Finding distance travelled after applying brakes using the kinematic equation,
♦ v² - u² = 2as
Where ,
- v → final velocity = 0 m/s
- u → initial velocity = 90 km/h = 25 m/s
- a → acceleration = - 0.5 m/s²
- s → distance = ?
• Note :- Here , the final velocity of the train will be zero because the train is stopped by applying brakes so the final velocity will be zero .
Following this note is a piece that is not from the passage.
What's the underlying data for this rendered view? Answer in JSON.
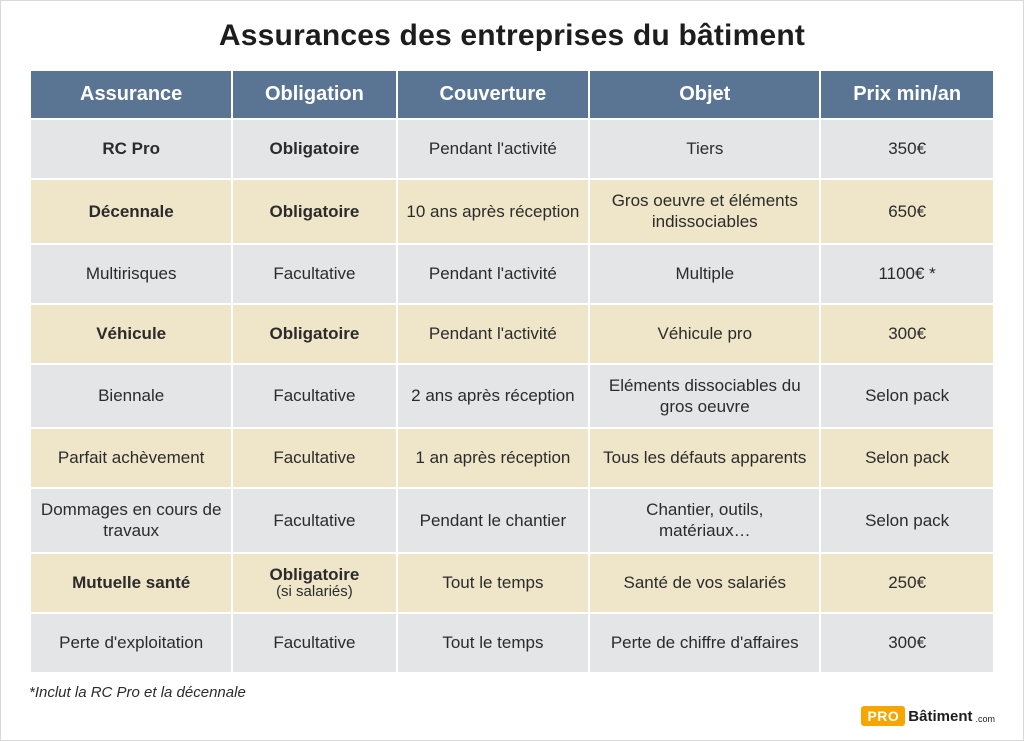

Substituting known values we have,
⇒ 0² - 25² = 2 × ( - 1/2 ) × ( s )
⇒ 0 - 625 = - s
⇒ - 625 = - s
⇒ Distance travelled after applying brakes = 625 m = 0.625 km
Hence , distance travelled after applying brakes = 0.625 km = 625 m
Answer:
625 m
Explanation:
Given:
- Initial velocity (u) = 90 km/h = 90 × 5/18 = 25 m/s
- Final velocity (v) = 0 m/s
- Acceleration (a) = -0.5 m/s^2
To find:
How far the train will go before it stops or distance (s) = ?
Solution:
We know Newton's third kinematic equation i.e, v^2 - u^2 = 2as
(putting values)...
=> (0)^2 - (25)^2 = 2 × -0.5 × s
=> 0 - 625= -1 × s
=> -625 = -1 × s
=> - 625/- 1 = s
=> 625 m = s
Distance = 625 meters
Hence, we get the required ans
Hope this helped you dear...